Chelsea Ranger is the CBO of Possibia and Founder and Chairwoman of WiLD Norway. With a Master of Health Sciences in Physician Assistant Studies and medical and clinical background, she specializes in empowering women, DEI (diversity, equity, and inclusion), and women’s health.

Identifying the Gap

I established WiLD Norway after being inspired by sister organizations in Denmark and Sweden, founded on gut feeling and knowledge from neighboring countries.

My instincts proved correct: despite women comprising 60-90% of the workforce in healthcare and academia, they hold 13-21% of leadership, board, and founder positions. Through partnership with Menon Economics, we published the first comprehensive data exposing this leadership gap in Norwegian life sciences.

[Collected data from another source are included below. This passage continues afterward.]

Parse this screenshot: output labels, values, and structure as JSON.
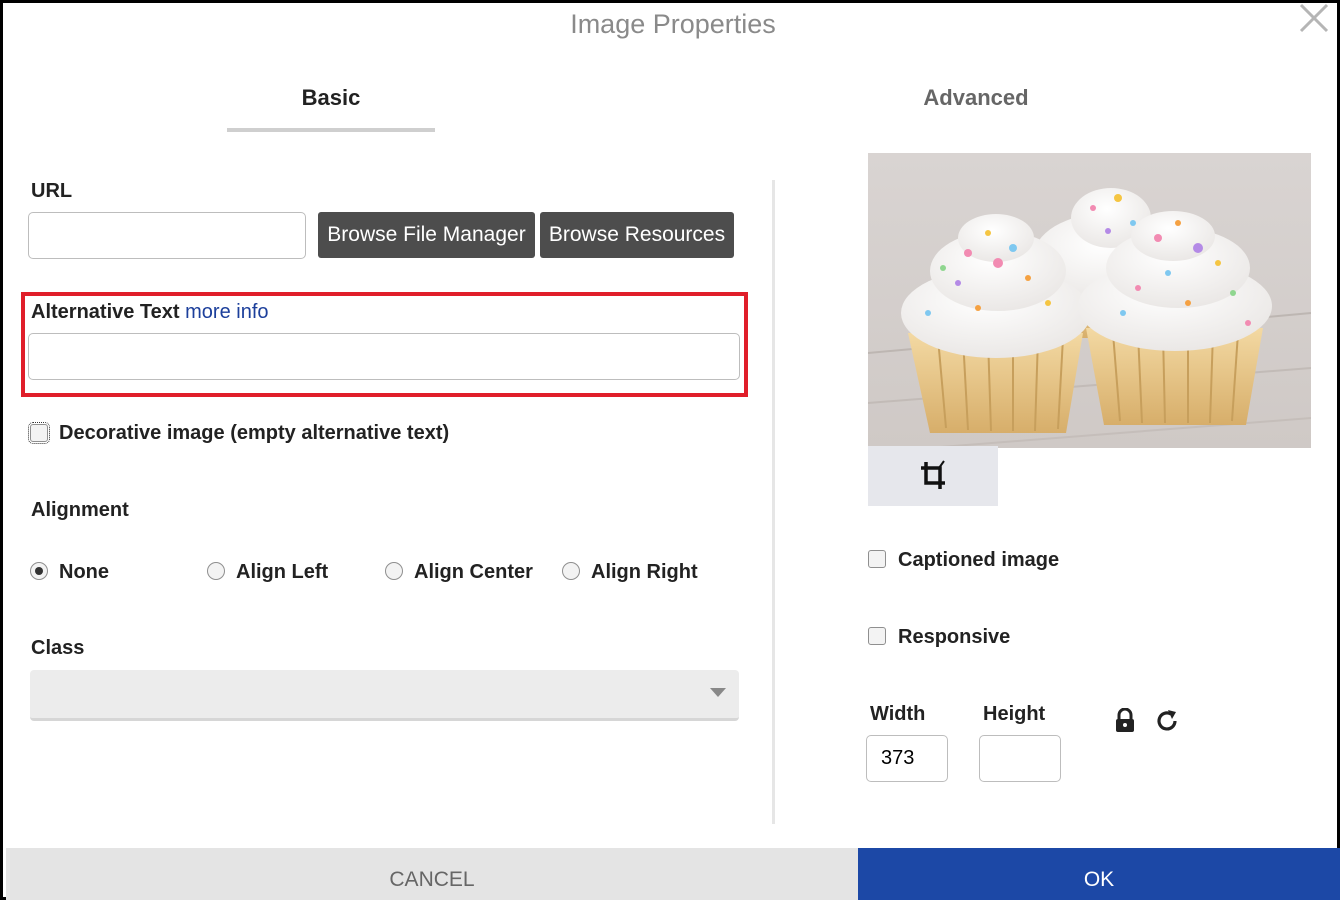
{
  "dialog": {
    "title": "Image Properties",
    "tabs": {
      "basic": "Basic",
      "advanced": "Advanced"
    }
  },
  "basic": {
    "url_label": "URL",
    "url_value": "",
    "browse_file_manager": "Browse File Manager",
    "browse_resources": "Browse Resources",
    "alt_text_label": "Alternative Text",
    "alt_text_link": "more info",
    "alt_text_value": "",
    "decorative_label": "Decorative image (empty alternative text)",
    "alignment_label": "Alignment",
    "alignment_options": [
      "None",
      "Align Left",
      "Align Center",
      "Align Right"
    ],
    "alignment_selected": "None",
    "class_label": "Class",
    "class_value": ""
  },
  "preview": {
    "image": "cupcakes with frosting and sprinkles",
    "crop_icon": "crop-icon"
  },
  "options": {
    "captioned_label": "Captioned image",
    "responsive_label": "Responsive"
  },
  "dimensions": {
    "width_label": "Width",
    "width_value": "373",
    "height_label": "Height",
    "height_value": "",
    "lock_icon": "lock-icon",
    "reset_icon": "refresh-icon"
  },
  "footer": {
    "cancel": "CANCEL",
    "ok": "OK"
  },
  "colors": {
    "highlight_border": "#e01e2a",
    "ok_button": "#1c48a6",
    "dark_button": "#4d4d4d",
    "link": "#1c3f9b"
  }
}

Finding Empowerment Through Fellowship

WiLD Norway is a national platform for accelerating gender balance in leadership and decision-making. In the past year alone we’ve:

  • Launched training programs for women in board governance, confidence and self-promotion, self-narratives, CV development, female entrepreneurship, and intellectual property.
  • Created an Ambassador Program for male leaders to reflect on bias and actively drive equity in their organizations. 18% of the member base and 33% of the board is made up of men.
  • Hosted over 21 events with over 600 attendees, 60+ speakers, and clear calls to action on balanced leadership, investment in women and women’s health.
  • Been invited to Norway’s Parliament (Stortinget) twice to share Wild Norway’s perspectives.
  • Built Nordic collaborations with peer organizations in Denmark, Sweden, as well as the newly founded Nordic Women’s Health Hub.

The Winning Strategy

Rather than confrontation, we chose inclusion—inviting men as ambassadors for change through bias training and conscious leadership programs. This approach has built credibility with policymakers and institutions while creating systemic transformation.

We cannot wait to be invited. It is up to each of us to build our own table and make it welcoming. Change is slow, until it’s not. Consistency builds credibility, and our network is the greatest currency any of us can have.

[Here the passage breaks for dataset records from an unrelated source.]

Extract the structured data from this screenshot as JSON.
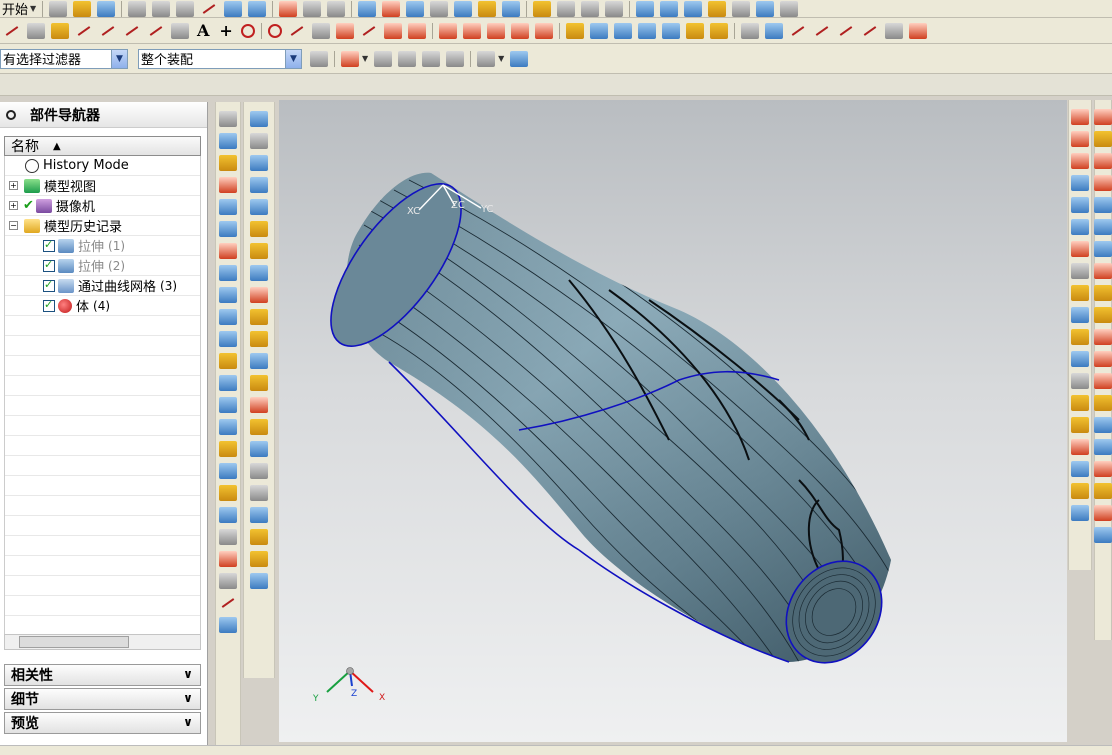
{
  "toolbar": {
    "start_menu": "开始",
    "filter_select": "有选择过滤器",
    "assembly_select": "整个装配"
  },
  "navigator": {
    "title": "部件导航器",
    "column_header": "名称",
    "tree": [
      {
        "label": "History Mode"
      },
      {
        "label": "模型视图"
      },
      {
        "label": "摄像机"
      },
      {
        "label": "模型历史记录"
      },
      {
        "label": "拉伸",
        "id_suffix": "(1)"
      },
      {
        "label": "拉伸",
        "id_suffix": "(2)"
      },
      {
        "label": "通过曲线网格",
        "id_suffix": "(3)"
      },
      {
        "label": "体",
        "id_suffix": "(4)"
      }
    ],
    "sections": [
      "相关性",
      "细节",
      "预览"
    ]
  },
  "viewport": {
    "wcs_axes": [
      "XC",
      "YC",
      "ZC"
    ],
    "view_triad": [
      "X",
      "Y",
      "Z"
    ],
    "colors": {
      "body": "#6b8797",
      "edge": "#1010c0",
      "background_top": "#b9bdc1",
      "background_bottom": "#eff0f1"
    }
  },
  "icons": [
    "new-icon",
    "open-icon",
    "save-icon",
    "cut-icon",
    "copy-icon",
    "paste-icon",
    "delete-icon",
    "undo-icon",
    "redo-icon",
    "text-icon",
    "point-icon",
    "circle-icon",
    "arc-icon",
    "spline-icon",
    "rotate-icon",
    "zoom-icon",
    "pan-icon",
    "fit-icon",
    "shaded-view-icon",
    "wireframe-icon",
    "extrude-icon",
    "revolve-icon",
    "hole-icon",
    "block-icon",
    "cylinder-icon",
    "sphere-icon",
    "blend-icon",
    "chamfer-icon",
    "mesh-surface-icon",
    "sweep-icon",
    "trim-icon",
    "measure-icon",
    "layer-icon"
  ]
}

Our work continues to face systemic challenges rooted in policy that’s often blind to gender and underrepresented populations. The current global political shift has even created new obstacles for international collaborations, particularly with U.S. partners abandoning DEI initiatives.

The infrastructure we’re building today will transform tomorrow’s health outcomes, making space for voices that have been systematically excluded while strengthening the entire sector’s resilience.